A number of effective church planting networks have adopted the motto ‘no planter plants alone’.


Coaching is different from mentoring.  In mentoring one “pours into” a leader from their experience and wisdom.  In coaching one tends to ‘’draw out’’ of the leader.  Church planting coaches believe the leader they are coaching often has the answer 'in them' but cannot find the answer on their own.  Good questions and the opportunity to reflect and discuss things in a ‘safe’ relationship makes coaching a somewhat different posture used with leaders, one that helps them grow in different ways than mentoring.   Coaching is a strategic means to support and encourage church planters. 

Dave Whitehead of Redeemer City to City compares church planting to chemistry rather than math:

A chemical compound is made up of different elements. Change one element and you have a different compound. The social makeup of the launch team, the leader’s family, the neighborhood, and even the expectations of the sending agency are major elements that influence the effectiveness of a church’s launch. Learning how to handle these elements — and many more — is a delicate dance that can’t be taught in a classroom.

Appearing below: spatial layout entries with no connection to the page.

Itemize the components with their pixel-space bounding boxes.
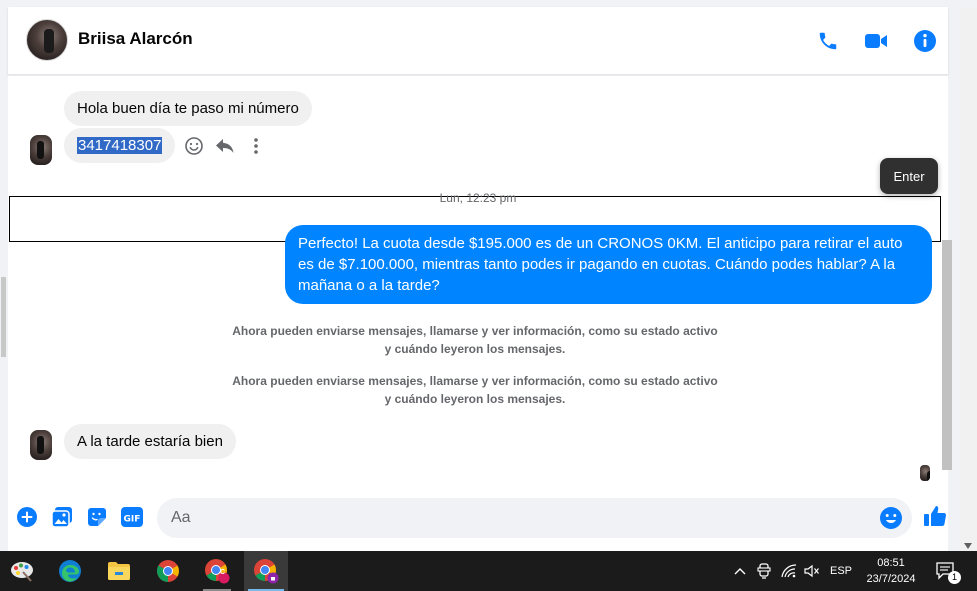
contact-avatar[interactable]: [26, 19, 68, 61]
scroll-down-arrow-icon[interactable]: [964, 543, 972, 549]
clock-time: 08:51: [877, 557, 905, 569]
like-button[interactable]: [922, 503, 948, 529]
chat-window: Briisa Alarcón Hola buen día te paso mi …: [8, 7, 952, 551]
outgoing-message[interactable]: Perfecto! La cuota desde $195.000 es de …: [285, 225, 932, 304]
edge-browser-icon: [59, 560, 81, 582]
chrome-icon: [205, 559, 230, 584]
message-input-box[interactable]: [157, 498, 912, 538]
selected-phone-number[interactable]: 3417418307: [77, 137, 163, 154]
message-list[interactable]: Hola buen día te paso mi número 34174183…: [8, 76, 952, 484]
start-button[interactable]: [0, 551, 44, 591]
conversation-info-button[interactable]: [911, 27, 939, 55]
incoming-message[interactable]: A la tarde estaría bien: [64, 424, 236, 459]
video-call-button[interactable]: [862, 27, 890, 55]
message-input[interactable]: [171, 506, 861, 530]
messages-scrollbar-thumb[interactable]: [942, 240, 952, 470]
action-center-button[interactable]: 1: [930, 551, 962, 591]
message-timestamp: Lun, 12:23 pm: [439, 191, 517, 205]
chat-header: Briisa Alarcón: [8, 7, 948, 75]
incoming-message-phone[interactable]: 3417418307: [64, 128, 176, 163]
volume-muted-icon: [804, 564, 819, 578]
attach-photo-button[interactable]: [49, 504, 75, 530]
reply-button[interactable]: [213, 134, 237, 158]
more-options-button[interactable]: [244, 134, 268, 158]
taskbar-clock[interactable]: 08:51 23/7/2024: [855, 555, 927, 587]
thumbs-up-icon: [924, 506, 947, 527]
chevron-up-icon: [734, 568, 746, 575]
taskbar-chrome-profile[interactable]: C: [195, 551, 239, 591]
device-icon: [757, 563, 771, 579]
more-actions-button[interactable]: [14, 504, 40, 530]
enter-tooltip: Enter: [880, 158, 938, 194]
reply-icon: [216, 139, 234, 153]
svg-text:GIF: GIF: [124, 515, 141, 525]
video-camera-icon: [865, 34, 887, 48]
paint-palette-icon: [11, 562, 33, 582]
emoji-icon: [880, 507, 902, 529]
plus-circle-icon: [17, 507, 37, 527]
contact-name[interactable]: Briisa Alarcón: [78, 29, 193, 49]
profile-badge-label: C: [220, 569, 226, 576]
clock-date: 23/7/2024: [866, 573, 916, 585]
tray-volume[interactable]: [802, 551, 822, 591]
sender-avatar[interactable]: [30, 135, 52, 165]
gif-button[interactable]: GIF: [119, 504, 145, 530]
react-button[interactable]: [182, 134, 206, 158]
windows-taskbar: C ESP 08:51 23/7/2024 1: [0, 551, 977, 591]
taskbar-chrome[interactable]: [146, 551, 190, 591]
page-left-strip: [0, 7, 8, 551]
tray-meet-now[interactable]: [754, 551, 774, 591]
system-notice: Ahora pueden enviarse mensajes, llamarse…: [232, 374, 718, 406]
photo-gallery-icon: [51, 507, 72, 528]
tray-network[interactable]: [778, 551, 800, 591]
read-receipt-avatar: [920, 465, 930, 481]
wifi-icon: [781, 564, 797, 578]
chrome-icon: [254, 559, 279, 584]
left-scrollbar-thumb[interactable]: [1, 277, 6, 357]
sticker-icon: [88, 508, 106, 526]
taskbar-file-explorer[interactable]: [97, 551, 141, 591]
page-top-strip: [0, 0, 977, 7]
sticker-button[interactable]: [84, 504, 110, 530]
folder-icon: [108, 562, 130, 580]
voice-call-button[interactable]: [814, 27, 842, 55]
tray-language[interactable]: ESP: [826, 551, 856, 591]
phone-icon: [819, 32, 837, 50]
sender-avatar[interactable]: [30, 430, 52, 460]
incoming-message[interactable]: Hola buen día te paso mi número: [64, 91, 312, 126]
system-notice: Ahora pueden enviarse mensajes, llamarse…: [232, 324, 718, 356]
gif-icon: GIF: [121, 507, 143, 527]
emoji-button[interactable]: [879, 506, 903, 530]
notification-count-badge: 1: [948, 571, 961, 584]
page-scrollbar[interactable]: [960, 7, 977, 551]
smiley-icon: [185, 137, 203, 155]
info-icon: [914, 30, 936, 52]
show-hidden-icons-button[interactable]: [730, 551, 750, 591]
taskbar-edge[interactable]: [48, 551, 92, 591]
chrome-icon: [157, 560, 179, 582]
taskbar-chrome-active[interactable]: [244, 551, 288, 591]
composer-bar: GIF: [8, 484, 948, 551]
vertical-dots-icon: [254, 138, 258, 154]
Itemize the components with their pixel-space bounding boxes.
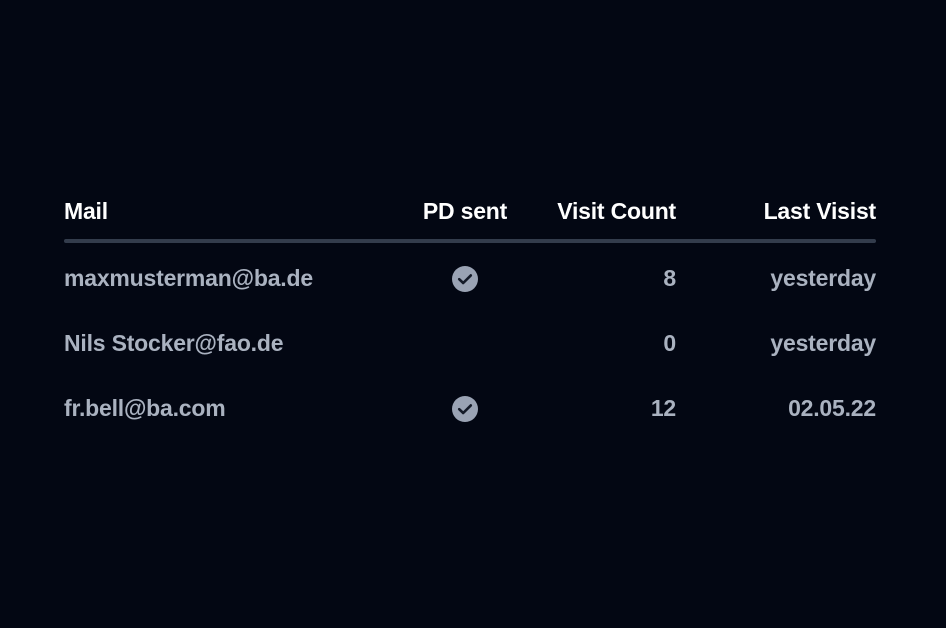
table-header-row: Mail PD sent Visit Count Last Visist [64,186,876,236]
cell-pd-sent [412,311,518,376]
column-header-last-visit[interactable]: Last Visist [676,186,877,236]
header-divider-row [64,236,876,246]
cell-mail: Nils Stocker@fao.de [64,330,284,356]
header-divider-cell [64,236,876,246]
cell-pd-sent [412,246,518,311]
cell-last-visit: yesterday [770,330,876,356]
table-row[interactable]: maxmusterman@ba.de 8 yesterday [64,246,876,311]
cell-visit-count: 8 [663,265,676,291]
pd-sent-empty [452,328,478,354]
cell-last-visit: 02.05.22 [788,395,876,421]
visitor-table: Mail PD sent Visit Count Last Visist max… [64,186,876,441]
table-row[interactable]: fr.bell@ba.com 12 02.05.22 [64,376,876,441]
visitor-table-container: Mail PD sent Visit Count Last Visist max… [64,186,876,441]
app-screen: Mail PD sent Visit Count Last Visist max… [0,0,946,628]
check-circle-icon [452,266,478,293]
table-row[interactable]: Nils Stocker@fao.de 0 yesterday [64,311,876,376]
header-divider [64,239,876,243]
column-header-pd-sent[interactable]: PD sent [412,186,518,236]
cell-last-visit: yesterday [770,265,876,291]
column-header-visit-count[interactable]: Visit Count [518,186,676,236]
table-header: Mail PD sent Visit Count Last Visist [64,186,876,236]
table-body: maxmusterman@ba.de 8 yesterday Nils Stoc… [64,236,876,441]
cell-visit-count: 0 [663,330,676,356]
cell-mail: maxmusterman@ba.de [64,265,313,291]
cell-pd-sent [412,376,518,441]
cell-mail: fr.bell@ba.com [64,395,226,421]
check-circle-icon [452,396,478,423]
cell-visit-count: 12 [650,395,676,421]
column-header-mail[interactable]: Mail [64,186,412,236]
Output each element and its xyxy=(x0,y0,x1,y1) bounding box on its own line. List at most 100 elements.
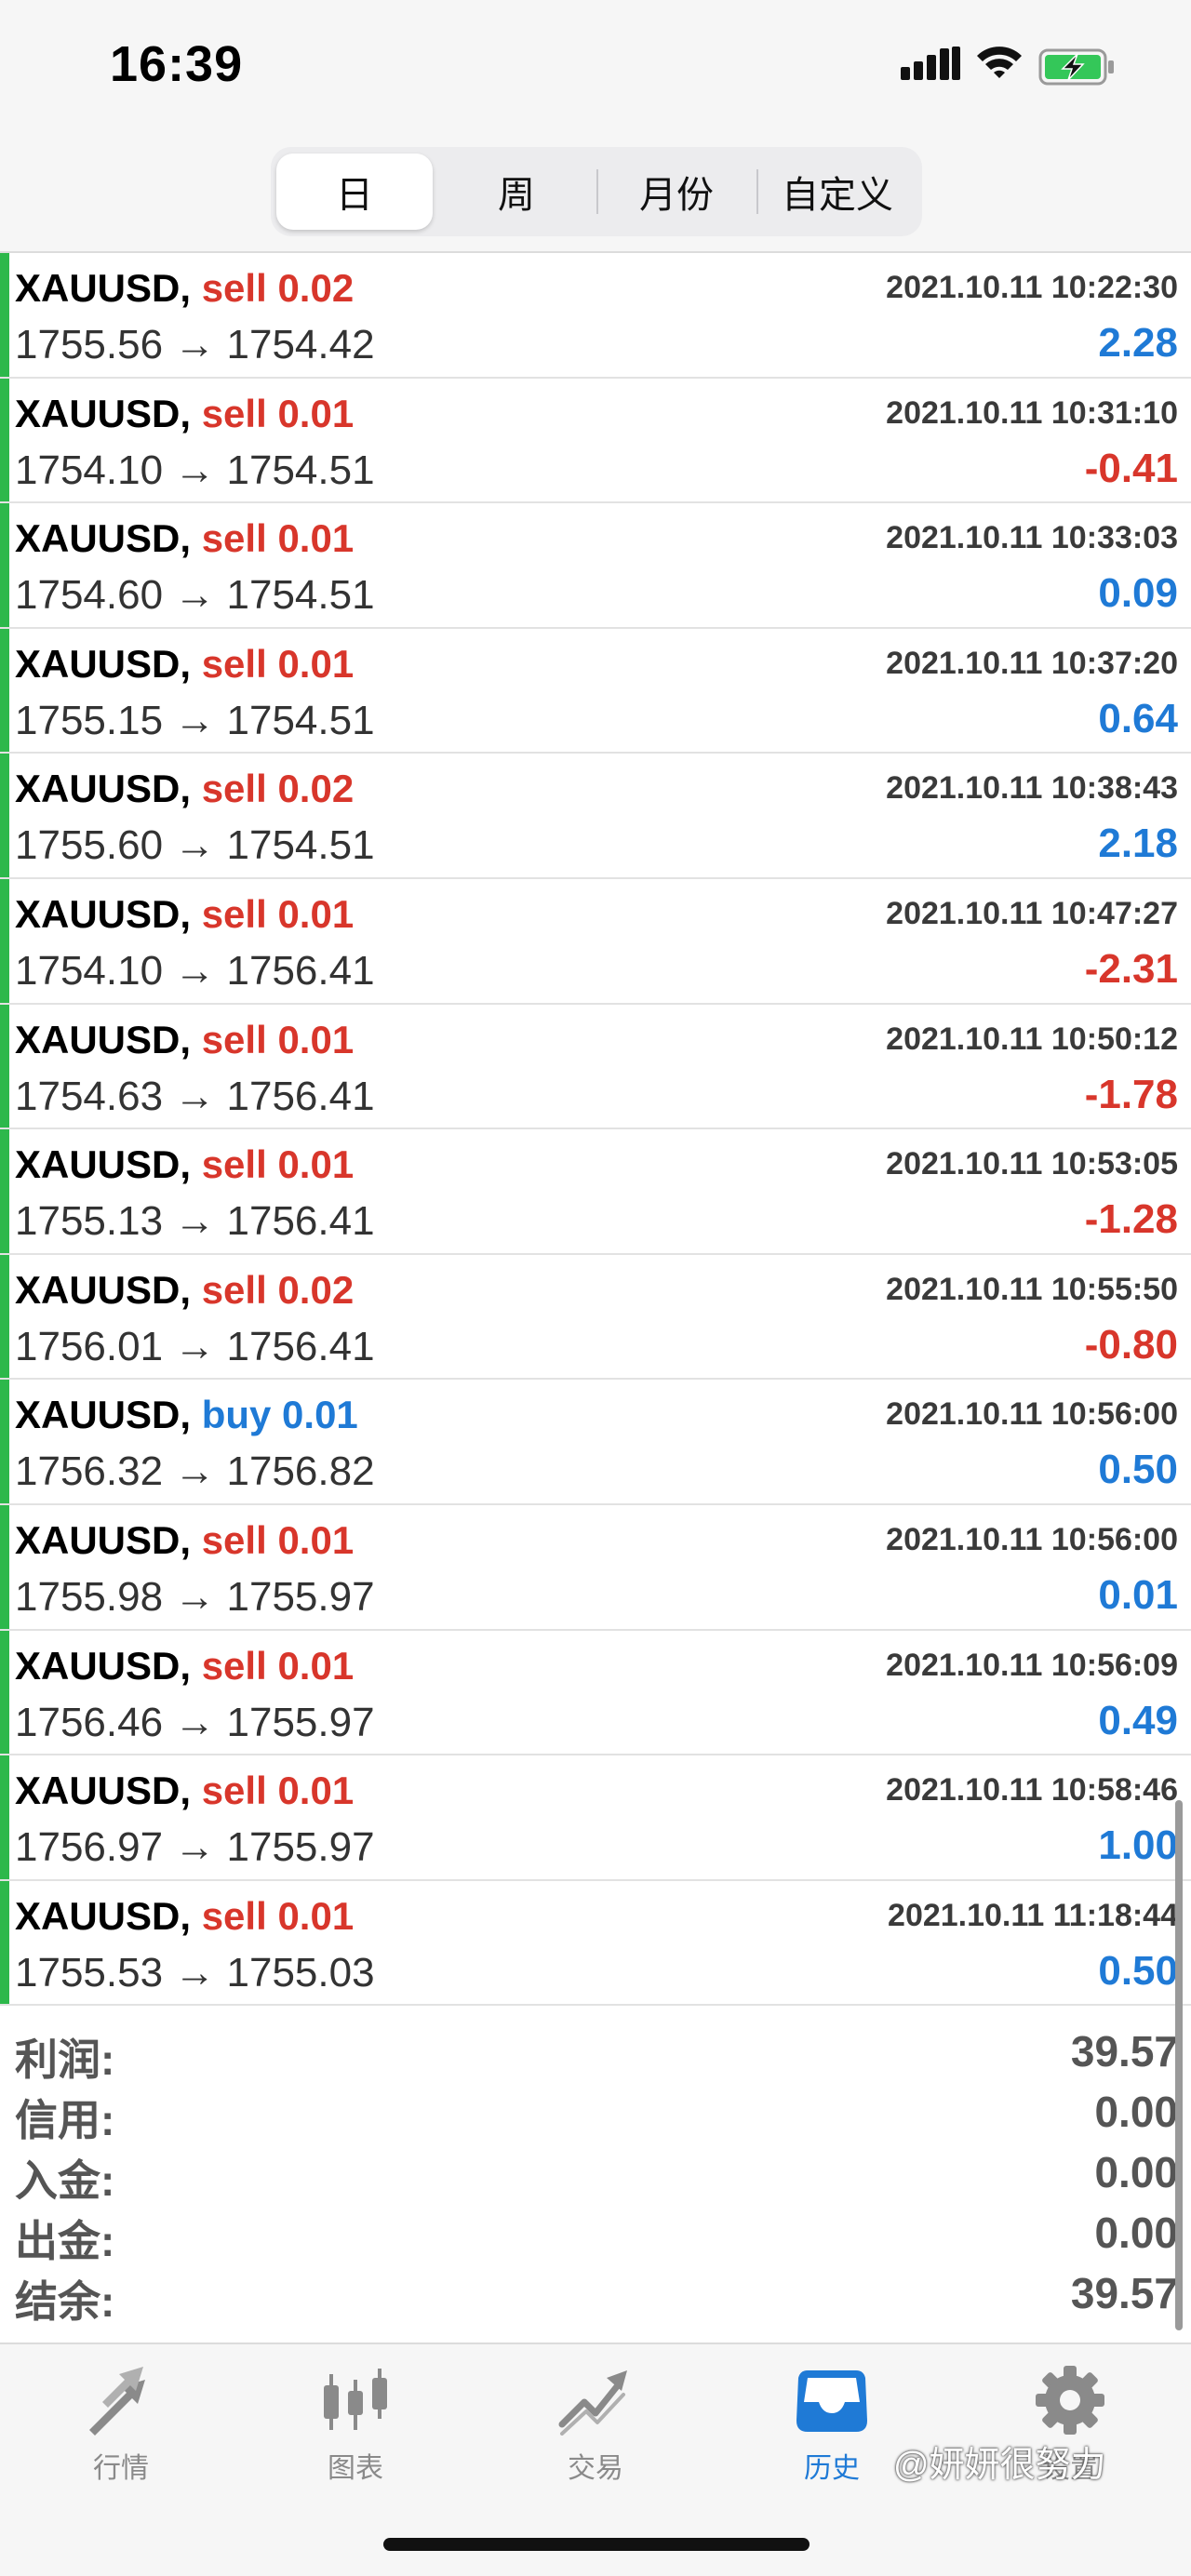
trade-time: 2021.10.11 10:38:43 xyxy=(886,770,1178,807)
trade-row[interactable]: XAUUSD, sell 0.01 2021.10.11 10:58:46 1756… xyxy=(0,1755,1191,1881)
summary-row: 利润: 39.57 xyxy=(0,2026,1191,2086)
trade-row[interactable]: XAUUSD, sell 0.01 2021.10.11 10:50:12 1754… xyxy=(0,1004,1191,1130)
trade-time: 2021.10.11 10:55:50 xyxy=(886,1271,1178,1307)
tab-week[interactable]: 周 xyxy=(438,153,595,230)
trade-profit: -2.31 xyxy=(1084,945,1178,992)
trade-profit: 0.50 xyxy=(1098,1447,1178,1493)
trade-indicator-bar xyxy=(0,1004,9,1128)
trade-profit: 2.28 xyxy=(1098,320,1178,366)
trade-symbol: XAUUSD, xyxy=(15,891,192,936)
trade-side: sell xyxy=(201,1643,267,1688)
summary-label: 入金: xyxy=(15,2156,115,2205)
trade-row[interactable]: XAUUSD, sell 0.02 2021.10.11 10:55:50 1756… xyxy=(0,1254,1191,1381)
trade-profit: -1.28 xyxy=(1084,1196,1178,1243)
trade-row[interactable]: XAUUSD, sell 0.01 2021.10.11 10:31:10 1754… xyxy=(0,378,1191,504)
trade-row[interactable]: XAUUSD, sell 0.02 2021.10.11 10:38:43 1755… xyxy=(0,754,1191,879)
trade-row[interactable]: XAUUSD, sell 0.01 2021.10.11 10:33:03 1754… xyxy=(0,503,1191,629)
trade-prices: 1755.98 → 1755.97 xyxy=(15,1573,375,1620)
trade-prices: 1754.10 → 1756.41 xyxy=(15,947,375,994)
trade-row[interactable]: XAUUSD, buy 0.01 2021.10.11 10:56:00 1756.… xyxy=(0,1380,1191,1505)
trade-volume: 0.01 xyxy=(277,1017,355,1061)
trade-prices: 1755.56 → 1754.42 xyxy=(15,322,375,367)
trade-side: sell xyxy=(201,1267,267,1312)
tab-day[interactable]: 日 xyxy=(276,153,433,230)
trade-volume: 0.01 xyxy=(277,1768,355,1813)
trade-row[interactable]: XAUUSD, sell 0.01 2021.10.11 10:53:05 1755… xyxy=(0,1129,1191,1255)
trade-indicator-bar xyxy=(0,1755,9,1879)
battery-charging-icon xyxy=(1038,48,1114,86)
trade-symbol: XAUUSD, xyxy=(15,1393,192,1437)
trade-side: sell xyxy=(201,767,267,811)
trade-time: 2021.10.11 10:56:00 xyxy=(886,1396,1178,1433)
trade-profit: 0.50 xyxy=(1098,1947,1178,1994)
trade-volume: 0.01 xyxy=(277,891,355,936)
trade-side: sell xyxy=(201,891,267,936)
trade-indicator-bar xyxy=(0,1630,9,1755)
watermark-text: @妍妍很努力 xyxy=(893,2446,1106,2485)
home-indicator[interactable] xyxy=(383,2538,810,2551)
summary-row: 出金: 0.00 xyxy=(0,2208,1191,2267)
trade-indicator-bar xyxy=(0,1380,9,1503)
trade-symbol: XAUUSD, xyxy=(15,1643,192,1688)
trade-prices: 1755.60 → 1754.51 xyxy=(15,822,375,869)
trade-title: XAUUSD, sell 0.01 xyxy=(15,392,354,436)
tab-history[interactable]: 历史 xyxy=(757,2365,906,2504)
tab-trade[interactable]: 交易 xyxy=(521,2365,670,2504)
trade-prices: 1754.63 → 1756.41 xyxy=(15,1073,375,1119)
period-header: 日 周 月份 自定义 xyxy=(0,140,1191,253)
trade-row[interactable]: XAUUSD, sell 0.01 2021.10.11 10:56:09 1756… xyxy=(0,1630,1191,1756)
trade-row[interactable]: XAUUSD, sell 0.02 2021.10.11 10:22:30 1755… xyxy=(0,253,1191,379)
trade-row[interactable]: XAUUSD, sell 0.01 2021.10.11 10:47:27 1754… xyxy=(0,878,1191,1005)
trade-profit: 0.64 xyxy=(1098,695,1178,741)
tab-quotes[interactable]: 行情 xyxy=(47,2365,195,2504)
trade-side: sell xyxy=(201,266,267,310)
trade-prices: 1756.01 → 1756.41 xyxy=(15,1323,375,1369)
trade-title: XAUUSD, sell 0.01 xyxy=(15,1518,354,1563)
trade-time: 2021.10.11 10:31:10 xyxy=(886,394,1178,431)
trade-profit: 1.00 xyxy=(1098,1822,1178,1869)
trade-row[interactable]: XAUUSD, sell 0.01 2021.10.11 10:56:00 1755… xyxy=(0,1504,1191,1631)
trade-volume: 0.01 xyxy=(277,1142,355,1187)
trade-volume: 0.02 xyxy=(277,1267,355,1312)
trade-side: sell xyxy=(201,1768,267,1813)
trade-trend-icon xyxy=(558,2370,627,2436)
trade-row[interactable]: XAUUSD, sell 0.01 2021.10.11 11:18:44 1755… xyxy=(0,1880,1191,2007)
trade-prices: 1755.15 → 1754.51 xyxy=(15,697,375,743)
trade-history-list: XAUUSD, sell 0.02 2021.10.11 10:22:30 1755… xyxy=(0,253,1191,2007)
summary-value: 39.57 xyxy=(1070,2269,1178,2317)
history-tray-icon xyxy=(796,2370,867,2432)
trade-volume: 0.01 xyxy=(277,1517,355,1562)
trade-symbol: XAUUSD, xyxy=(15,1142,192,1187)
summary-label: 结余: xyxy=(15,2277,115,2326)
trade-indicator-bar xyxy=(0,1129,9,1253)
trade-title: XAUUSD, buy 0.01 xyxy=(15,1393,358,1437)
trade-profit: -0.41 xyxy=(1084,445,1178,491)
trade-side: sell xyxy=(201,641,267,686)
tab-history-label: 历史 xyxy=(804,2453,860,2484)
trade-time: 2021.10.11 10:22:30 xyxy=(886,270,1178,305)
trade-volume: 0.01 xyxy=(277,1643,355,1688)
trade-prices: 1755.53 → 1755.03 xyxy=(15,1949,375,1995)
trade-title: XAUUSD, sell 0.02 xyxy=(15,1268,354,1313)
trade-symbol: XAUUSD, xyxy=(15,516,192,561)
trade-indicator-bar xyxy=(0,628,9,753)
trade-prices: 1754.60 → 1754.51 xyxy=(15,572,375,619)
trade-time: 2021.10.11 10:58:46 xyxy=(886,1772,1178,1809)
tab-custom[interactable]: 自定义 xyxy=(758,153,917,230)
summary-value: 0.00 xyxy=(1094,2148,1178,2196)
trade-title: XAUUSD, sell 0.02 xyxy=(15,767,354,811)
trade-row[interactable]: XAUUSD, sell 0.01 2021.10.11 10:37:20 1755… xyxy=(0,628,1191,754)
cellular-signal-icon xyxy=(901,47,960,80)
trade-title: XAUUSD, sell 0.01 xyxy=(15,1142,354,1187)
summary-label: 利润: xyxy=(15,2035,115,2084)
trade-prices: 1754.10 → 1754.51 xyxy=(15,447,375,493)
trade-time: 2021.10.11 10:47:27 xyxy=(886,895,1178,931)
scrollbar[interactable] xyxy=(1175,1800,1183,2330)
trade-indicator-bar xyxy=(0,878,9,1003)
trade-volume: 0.02 xyxy=(277,767,355,811)
tab-chart[interactable]: 图表 xyxy=(281,2365,430,2504)
trade-title: XAUUSD, sell 0.01 xyxy=(15,1768,354,1813)
trade-side: sell xyxy=(201,1142,267,1187)
tab-month[interactable]: 月份 xyxy=(598,153,755,230)
trade-symbol: XAUUSD, xyxy=(15,1768,192,1813)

It has to be navigated in the field.*


Some advantages of providing coaching for church planters:

  • It reduces attrition, reducing the number of leaders leaving the ministry.

  • It encourages deeper learning and development according to many studies.

  • It provides a form of accountability which is supportive more than authoritative.

  • If done well, it provides support for the planter's spouse and family as well. 

  • Coaching is personalized, taking into consideration the differences between leaders and their circumstances, church planters and their church plants. 

Coaching is a skill, combining active listening with posing good questions in such a way that leaders are able to see themselves and their situation with greater clarity, finding renewed vision, clearer direction, and better understanding.  As a skill, it is difficult to learn by simply reading a book.  It is best learned by being taught, practicing and receiving feedback, and growing in the skill through ongoing development.  Coaching church planters is perhaps best done by those who have already planted a church, but that is often a luxury.  Having a good coach with no church planting experience is better than having no coach at all.